AI Quick Take
- Paper argues aggregate scores hide validity problems and that item-level response data must be standard evaluation infrastructure.
- OpenEval, an item-level archive of 10M responses over 155k items under a unified schema, demonstrates how such data reveals low-quality items and construct misalignment.
A position paper on arXiv argues that AI evaluation must stop hiding behind aggregate scores and instead make item-level benchmark responses a default part of evaluation infrastructure. To demonstrate feasibility and value, the authors published OpenEval: an item-level archive that contains 10 million model responses covering 155,000 items from widely used benchmarks, organized under a unified schema.
The paper frames three recurring failures of current benchmarking practice-underspecified item selection, construct misalignment between tests and what they claim to measure, and weak generalization - and links those failures to the field’s focus on summary metrics. With item-level data, evaluators can identify bad or ambiguous items, document where benchmarks diverge from their stated constructs, and recover validity evidence about a benchmark’s internal structure. The authors argue that standardized releases unlock transparency, replicability, and auditability that aggregate scores cannot provide.

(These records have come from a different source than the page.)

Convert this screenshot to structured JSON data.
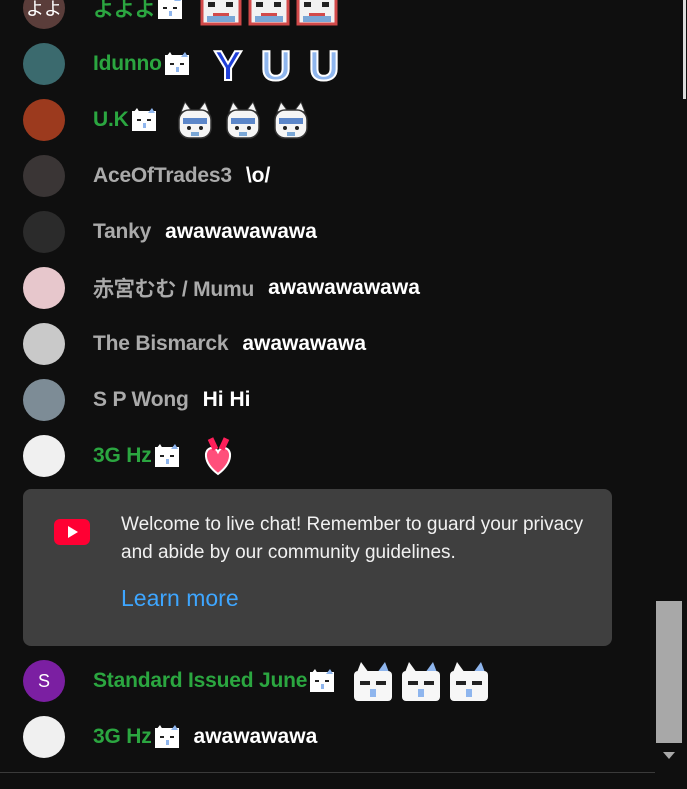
{
  "messages": [
    {
      "author": "よよよ",
      "member": true,
      "avatar_text": "よよ",
      "avatar_color": "#5a3d3a",
      "text": "",
      "emojis": [
        "pixel-face-emoji",
        "pixel-face-emoji",
        "pixel-face-emoji"
      ]
    },
    {
      "author": "Idunno",
      "member": true,
      "avatar_text": "",
      "avatar_color": "#3b6a6e",
      "text": "",
      "emojis": [
        "letter-y-emoji",
        "letter-u-emoji",
        "letter-u-emoji"
      ]
    },
    {
      "author": "U.K",
      "member": true,
      "avatar_text": "",
      "avatar_color": "#9c3a1e",
      "text": "",
      "emojis": [
        "cat-mask-emoji",
        "cat-mask-emoji",
        "cat-mask-emoji"
      ]
    },
    {
      "author": "AceOfTrades3",
      "member": false,
      "avatar_text": "",
      "avatar_color": "#3a3535",
      "text": "\\o/",
      "emojis": []
    },
    {
      "author": "Tanky",
      "member": false,
      "avatar_text": "",
      "avatar_color": "#2b2b2b",
      "text": "awawawawawa",
      "emojis": []
    },
    {
      "author": "赤宮むむ / Mumu",
      "member": false,
      "avatar_text": "",
      "avatar_color": "#e7c7cc",
      "text": "awawawawawa",
      "emojis": []
    },
    {
      "author": "The Bismarck",
      "member": false,
      "avatar_text": "",
      "avatar_color": "#c9c9c9",
      "text": "awawawawa",
      "emojis": []
    },
    {
      "author": "S P Wong",
      "member": false,
      "avatar_text": "",
      "avatar_color": "#7d8c96",
      "text": "Hi Hi",
      "emojis": []
    },
    {
      "author": "3G Hz",
      "member": true,
      "avatar_text": "",
      "avatar_color": "#f0f0f0",
      "text": "",
      "emojis": [
        "heart-cup-emoji"
      ]
    }
  ],
  "welcome": {
    "text": "Welcome to live chat! Remember to guard your privacy and abide by our community guidelines.",
    "link": "Learn more",
    "accent": "#3ea6ff",
    "icon": "youtube-icon"
  },
  "messages_after": [
    {
      "author": "Standard Issued June",
      "member": true,
      "avatar_text": "S",
      "avatar_color": "#7b1fa2",
      "text": "",
      "emojis": [
        "cat-face-emoji",
        "cat-face-emoji",
        "cat-face-emoji"
      ]
    },
    {
      "author": "3G Hz",
      "member": true,
      "avatar_text": "",
      "avatar_color": "#f0f0f0",
      "text": "awawawawa",
      "emojis": []
    }
  ],
  "colors": {
    "member": "#2ba640",
    "author": "#aaaaaa",
    "background": "#0f0f0f",
    "panel": "#3f3f3f"
  }
}
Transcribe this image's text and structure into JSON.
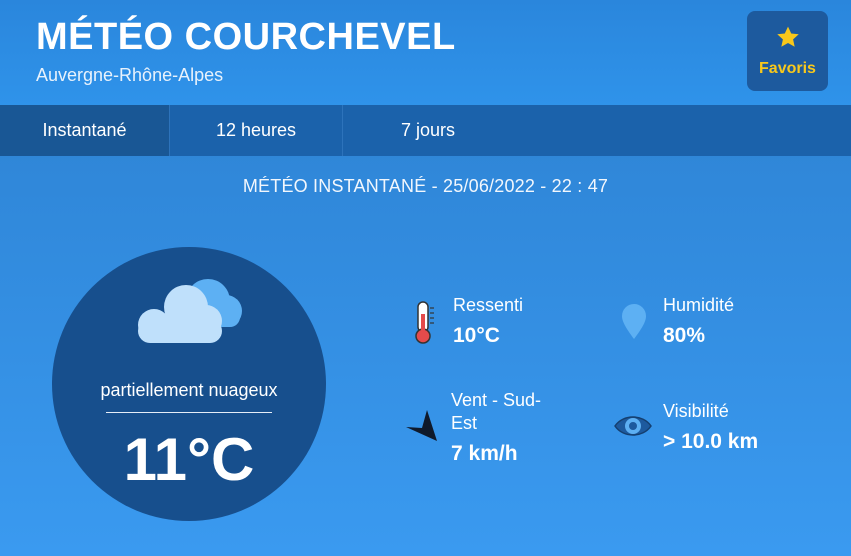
{
  "header": {
    "city": "MÉTÉO COURCHEVEL",
    "region": "Auvergne-Rhône-Alpes",
    "favorites_label": "Favoris"
  },
  "tabs": [
    {
      "label": "Instantané",
      "active": true
    },
    {
      "label": "12 heures",
      "active": false
    },
    {
      "label": "7 jours",
      "active": false
    }
  ],
  "snapshot_title": "MÉTÉO INSTANTANÉ - 25/06/2022 - 22 : 47",
  "current": {
    "condition": "partiellement nuageux",
    "condition_icon": "partly-cloudy-icon",
    "temperature": "11°C"
  },
  "stats": {
    "feels_like": {
      "label": "Ressenti",
      "value": "10°C",
      "icon": "thermometer-icon"
    },
    "humidity": {
      "label": "Humidité",
      "value": "80%",
      "icon": "water-drop-icon"
    },
    "wind": {
      "label_line1": "Vent - Sud-",
      "label_line2": "Est",
      "value": "7 km/h",
      "icon": "wind-direction-arrow-icon"
    },
    "visibility": {
      "label": "Visibilité",
      "value": "> 10.0 km",
      "icon": "eye-icon"
    }
  },
  "colors": {
    "background": "#3a9af0",
    "tab_bar": "#1b62ab",
    "circle": "#174f8d",
    "favorites_button": "#1d5a9e",
    "favorites_accent": "#f8c81b"
  }
}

The proposal carries operational and political implications. Model developers and benchmark curators would need to adopt schemas and provenance practices for response-level data, and organizations that rely on benchmark claims-research labs, regulators, and procurement teams-would gain tools to verify those claims. The paper also addresses common objections such as dataset contamination and author burden, concluding these concerns are tractable relative to the harm of decisions based on unverifiable metrics. The critical next steps are community uptake: whether major benchmarks, conference testbeds, or platform providers accept item-level release as a norm and how the field standardizes schemas and access controls to balance transparency with legal and privacy constraints.